Enviada em 16/03/2020

“Linguagem muito simples de manipulação, a violência prende a atenção da população.”. Esse trecho da música “Não adianta correr” da banda Mato Seco retrata a espetacularização da violência, a qual é causada pela busca predatória das mídias brasileiras pela audiência e gera domínio destas sob a forma das pessoas de enxergar a sociedade, favorecendo o isolamento. Desse modo, medidas de combate a essa problemática são necessárias.

De início, cabe elucidar como a violência se tornou protagonista da mídia canarinha. Nesse sentido, consoante Guy Debord em “Sociedade do Espetáculo”, a contemporaneidade é marcada pela espetacularização da vida. Em meio a isso, transformando a violência em show diariamente, muitos programas policiais ganham cada vez mais espectadores com o subterfúgio de estar informando a totalidade demográfica. Em síntese, tratar a barbárie como espetáculo tem sido lucrativo para as televisoras.

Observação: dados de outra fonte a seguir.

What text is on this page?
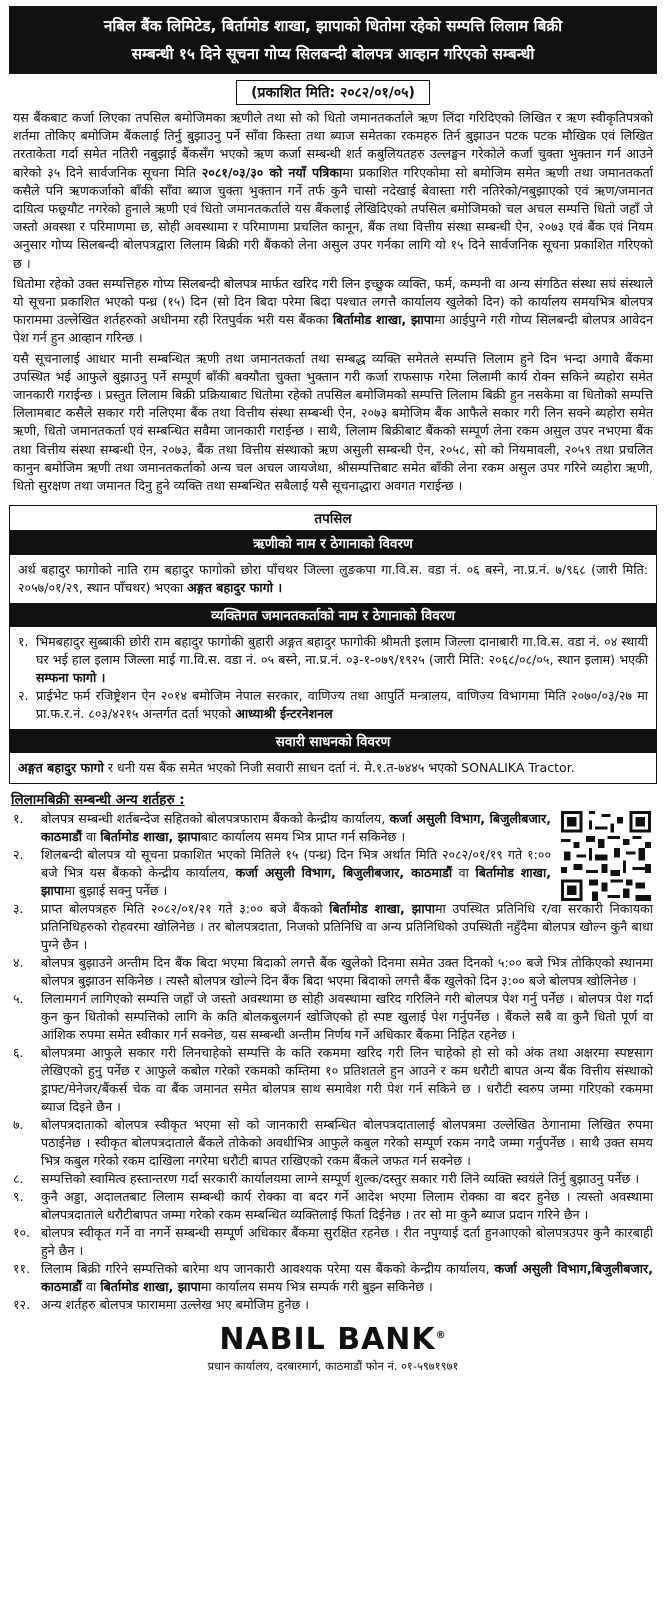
नबिल बैंक लिमिटेड, बिर्तामोड शाखा, झापाको धितोमा रहेको सम्पत्ति लिलाम बिक्री
सम्बन्धी १५ दिने सूचना गोप्य सिलबन्दी बोलपत्र आव्हान गरिएको सम्बन्धी
(प्रकाशित मिति: २०८२/०१/०५)

यस बैंकबाट कर्जा लिएका तपसिल बमोजिमका ऋणीले तथा सो को धितो जमानतकर्ताले ऋण लिंदा गरिदिएको लिखित र ऋण स्वीकृतिपत्रको शर्तमा तोकिए बमोजिम बैंकलाई तिर्नु बुझाउनु पर्ने साँवा किस्ता तथा ब्याज समेतका रकमहरु तिर्न बुझाउन पटक पटक मौखिक एवं लिखित तरताकेता गर्दा समेत नतिरी नबुझाई बैंकसँग भएको ऋण कर्जा सम्बन्धी शर्त कबुलियतहरु उल्लङ्घन गरेकोले कर्जा चुक्ता भुक्तान गर्न आउने बारेको ३५ दिने सार्वजनिक सूचना मिति २०८१/०३/३० को नयाँ पत्रिकामा प्रकाशित गरिएकोमा सो बमोजिम समेत ऋणी तथा जमानतकर्ता कसैले पनि ऋणकर्जाको बाँकी साँवा ब्याज चुक्ता भुक्तान गर्ने तर्फ कुनै चासो नदेखाई बेवास्ता गरी नतिरेको/नबुझाएको एवं ऋण/जमानत दायित्व फछ्र्यौट नगरेको हुनाले ऋणी एवं धितो जमानतकर्ताले यस बैंकलाई लेखिदिएको तपसिल बमोजिमको चल अचल सम्पत्ति धितो जहाँ जे जस्तो अवस्था र परिमाणमा छ, सोही अवस्थामा र परिमाणमा प्रचलित कानून, बैंक तथा वित्तीय संस्था सम्बन्धी ऐन, २०७३ एवं बैंक एवं नियम अनुसार गोप्य सिलबन्दी बोलपत्रद्वारा लिलाम बिक्री गरी बैंकको लेना असुल उपर गर्नका लागि यो १५ दिने सार्वजनिक सूचना प्रकाशित गरिएको छ ।

धितोमा रहेको उक्त सम्पत्तिहरु गोप्य सिलबन्दी बोलपत्र मार्फत खरिद गरी लिन इच्छुक व्यक्ति, फर्म, कम्पनी वा अन्य संगठित संस्था सघं संस्थाले यो सूचना प्रकाशित भएको पन्ध्र (१५) दिन (सो दिन बिदा परेमा बिदा पश्चात लगत्तै कार्यालय खुलेको दिन) को कार्यालय समयभित्र बोलपत्र फाराममा उल्लेखित शर्तहरुको अधीनमा रही रितपुर्वक भरी यस बैंकका बिर्तामोड शाखा, झापामा आईपुग्ने गरी गोप्य सिलबन्दी बोलपत्र आवेदन पेश गर्न हुन आव्हान गरिन्छ ।

यसै सूचनालाई आधार मानी सम्बन्धित ऋणी तथा जमानतकर्ता तथा सम्बद्ध व्यक्ति समेतले सम्पत्ति लिलाम हुने दिन भन्दा अगावै बैंकमा उपस्थित भई आफुले बुझाउनु पर्ने सम्पूर्ण बाँकी बक्यौता चुक्ता भुक्तान गरी कर्जा राफसाफ गरेमा लिलामी कार्य रोक्न सकिने ब्यहोरा समेत जानकारी गराईन्छ । प्रस्तुत लिलाम बिक्री प्रक्रियाबाट धितोमा रहेको तपसिल बमोजिमको सम्पत्ति लिलाम बिक्री हुन नसकेमा वा धितोको सम्पत्ति लिलामबाट कसैले सकार गरी नलिएमा बैंक तथा वित्तीय संस्था सम्बन्धी ऐन, २०७३ बमोजिम बैंक आफैले सकार गरी लिन सक्ने ब्यहोरा समेत ऋणी, धितो जमानतकर्ता एवं सम्बन्धित सवैमा जानकारी गराईन्छ । साथै, लिलाम बिक्रीबाट बैंकको सम्पूर्ण लेना रकम असुल उपर नभएमा बैंक तथा वित्तीय संस्था सम्बन्धी ऐन, २०७३, बैंक तथा वित्तीय संस्थाको ऋण असुली सम्बन्धी ऐन, २०५८, सो को नियमावली, २०५९ तथा प्रचलित कानुन बमोजिम ऋणी तथा जमानतकर्ताको अन्य चल अचल जायजेथा, श्रीसम्पत्तिबाट समेत बाँकी लेना रकम असुल उपर गरिने व्यहोरा ऋणी, धितो सुरक्षण तथा जमानत दिनु हुने व्यक्ति तथा सम्बन्धित सबैलाई यसै सूचनाद्धारा अवगत गराईन्छ ।

तपसिल
ऋणीको नाम र ठेगानाको विवरण
अर्थ बहादुर फागोको नाति राम बहादुर फागोको छोरा पाँचथर जिल्ला लुङकपा गा.वि.स. वडा नं. ०६ बस्ने, ना.प्र.नं. ७/९६८ (जारी मिति: २०५७/०१/२९, स्थान पाँचथर) भएका अङ्गत बहादुर फागो ।
व्यक्तिगत जमानतकर्ताको नाम र ठेगानाको विवरण
१. भिमबहादुर सुब्बाकी छोरी राम बहादुर फागोकी बुहारी अङ्गत बहादुर फागोकी श्रीमती इलाम जिल्ला दानाबारी गा.वि.स. वडा नं. ०४ स्थायी घर भई हाल इलाम जिल्ला माई गा.वि.स. वडा नं. ०५ बस्ने, ना.प्र.नं. ०३-१-०७९/१९२५ (जारी मिति: २०६८/०८/०५, स्थान इलाम) भएकी सम्फना फागो ।
२. प्राईभेट फर्म रजिष्ट्रेशन ऐन २०१४ बमोजिम नेपाल सरकार, वाणिज्य तथा आपुर्ति मन्त्रालय, वाणिज्य विभागमा मिति २०७०/०३/२७ मा प्रा.फ.र.नं. ८०३/४२१५ अन्तर्गत दर्ता भएको आध्याश्री ईन्टरनेशनल
सवारी साधनको विवरण
अङ्गत बहादुर फागो र धनी यस बैंक समेत भएको निजी सवारी साधन दर्ता नं. मे.१.त-७४४५ भएको SONALIKA Tractor.
लिलामबिक्री सम्बन्धी अन्य शर्तहरु :
१.	बोलपत्र सम्बन्धी शर्तबन्देज सहितको बोलपत्रफाराम बैंकको केन्द्रीय कार्यालय, कर्जा असुली विभाग, बिजुलीबजार, काठमाडौं वा बिर्तामोड शाखा, झापाबाट कार्यालय समय भित्र प्राप्त गर्न सकिनेछ ।
२.	शिलबन्दी बोलपत्र यो सूचना प्रकाशित भएको मितिले १५ (पन्ध्र) दिन भित्र अर्थात मिति २०८२/०१/१९ गते १:०० बजे भित्र यस बैंकको केन्द्रीय कार्यालय, कर्जा असुली विभाग, बिजुलीबजार, काठमाडौं वा बिर्तामोड शाखा, झापामा बुझाई सक्नु पर्नेछ ।
३.	प्राप्त बोलपत्रहरु मिति २०८२/०१/२१ गते ३:०० बजे बैंकको बिर्तामोड शाखा, झापामा उपस्थित प्रतिनिधि र/वा सरकारी निकायका प्रतिनिधिहरुको रोहवरमा खोलिनेछ । तर बोलपत्रदाता, निजको प्रतिनिधि वा अन्य प्रतिनिधिको उपस्थिती नहुँदैमा बोलपत्र खोल्न कुनै बाधा पुग्ने छैन ।
४.	बोलपत्र बुझाउने अन्तीम दिन बैंक बिदा भएमा बिदाको लगत्तै बैंक खुलेको दिनमा समेत उक्त दिनको ५:०० बजे भित्र तोकिएको स्थानमा बोलपत्र बुझाउन सकिनेछ । त्यस्तै बोलपत्र खोल्ने दिन बैंक बिदा भएमा बिदाको लगत्तै बैंक खुलेको दिन ३:०० बजे बोलपत्र खोलिनेछ ।
५.	लिलामगर्न लागिएको सम्पत्ति जहाँ जे जस्तो अवस्थामा छ सोही अवस्थामा खरिद गरिलिने गरी बोलपत्र पेश गर्नु पर्नेछ । बोलपत्र पेश गर्दा कुन कुन धितोको सम्पत्तिको लागि के कति बोलकबुलगर्न खोजिएको हो स्पष्ट खुलाई पेश गर्नुपर्नेछ । बैंकले सबै वा कुनै धितो पूर्ण वा आंशिक रुपमा समेत स्वीकार गर्न सक्नेछ, यस सम्बन्धी अन्तीम निर्णय गर्ने अधिकार बैंकमा निहित रहनेछ ।
६.	बोलपत्रमा आफुले सकार गरी लिनचाहेको सम्पत्ति के कति रकममा खरिद गरी लिन चाहेको हो सो को अंक तथा अक्षरमा स्पष्टसाग लेखिएको हुनु पर्नेछ र आफुले कबोल गरेको रकमको कम्तिमा १० प्रतिशतले हुन आउने र कम धरौटी बापत अन्य बैंक वित्तीय संस्थाको ड्राफ्ट/मेनेजर/बैंकर्स चेक वा बैंक जमानत समेत बोलपत्र साथ समावेश गरी पेश गर्न सकिने छ । धरौटी स्वरुप जम्मा गरिएको रकममा ब्याज दिइने छैन ।
७.	बोलपत्रदाताको बोलपत्र स्वीकृत भएमा सो को जानकारी सम्बन्धित बोलपत्रदातालाई बोलपत्रमा उल्लेखित ठेगानामा लिखित रुपमा पठाईनेछ । स्वीकृत बोलपत्रदाताले बैंकले तोकेको अवधीभित्र आफुले कबुल गरेको सम्पूर्ण रकम नगदै जम्मा गर्नुपर्नेछ । साथै उक्त समय भित्र कबुल गरेको रकम दाखिला नगरेमा धरौटी बापत राखिएको रकम बैंकले जफत गर्न सक्नेछ ।
८.	सम्पत्तिको स्वामित्व हस्तान्तरण गर्दा सरकारी कार्यालयमा लाग्ने सम्पूर्ण शुल्क/दस्तुर सकार गरी लिने व्यक्ति स्वयंले तिर्नु बुझाउनु पर्नेछ ।
९.	कुनै अड्डा, अदालतबाट लिलाम सम्बन्धी कार्य रोक्का वा बदर गर्ने आदेश भएमा लिलाम रोक्का वा बदर हुनेछ । त्यस्तो अवस्थामा बोलपत्रदाताले धरौटीबापत जम्मा गरेको रकम सम्बन्धित व्यक्तिलाई फिर्ता दिईनेछ । तर सो मा कुनै ब्याज प्रदान गरिने छैन ।
१०. बोलपत्र स्वीकृत गर्ने वा नगर्ने सम्बन्धी सम्पूर्ण अधिकार बैंकमा सुरक्षित रहनेछ । रीत नपुग्याई दर्ता हुनआएको बोलपत्रउपर कुनै कारबाही हुने छैन ।
११. लिलाम बिक्री गरिने सम्पत्तिको बारेमा थप जानकारी आवश्यक परेमा यस बैंकको केन्द्रीय कार्यालय, कर्जा असुली विभाग,बिजुलीबजार, काठमाडौं वा बिर्तामोड शाखा, झापामा कार्यालय समय भित्र सम्पर्क गरी बुझ्न सकिनेछ ।
१२. अन्य शर्तहरु बोलपत्र फाराममा उल्लेख भए बमोजिम हुनेछ ।
NABIL BANK®
प्रधान कार्यालय, दरबारमार्ग, काठमाडौं फोन नं. ०१-५९७१९७१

Em função disso, vale ressaltar que o comportamento da população é controlado. Sob esse ângulo, segundo Theodor Adorno, a mídia faz parte da indústria cultural e, sendo assim, difunde o comportamento de massa. Nesse contexto, o medo é disseminado, através dos canais supracitados, para os cidadãos, os quais, em busca de segurança, preferem viver em condomínios. Tendo em vista que essas organizações chegam à proporções de “minicidades” no que tange à prestação de serviços, a saída das pessoas é evitada. Dessa forma, esse isolamento ocasiona a segregação sociocultural e a intolerância para com as diferenças.

Portanto, observa-se que a apresentação da violência como show pela mídia traz impasses socioculturais. Por conseguinte, é imperioso que a sociedade - já que o governo não pode reprimir a liberdade de expressão das redes comunicativas - critique as abordagens midiáticas sensacionalistas, por meio do uso da internet para cobrar, às emissoras, programas mais humanizados, a fim de mitigar a difusão do medo sob a  condição de perda de audiência. Assim, a percepção social dos indivíduos não seria mais manipulada, diluindo o isolamento sociocultural.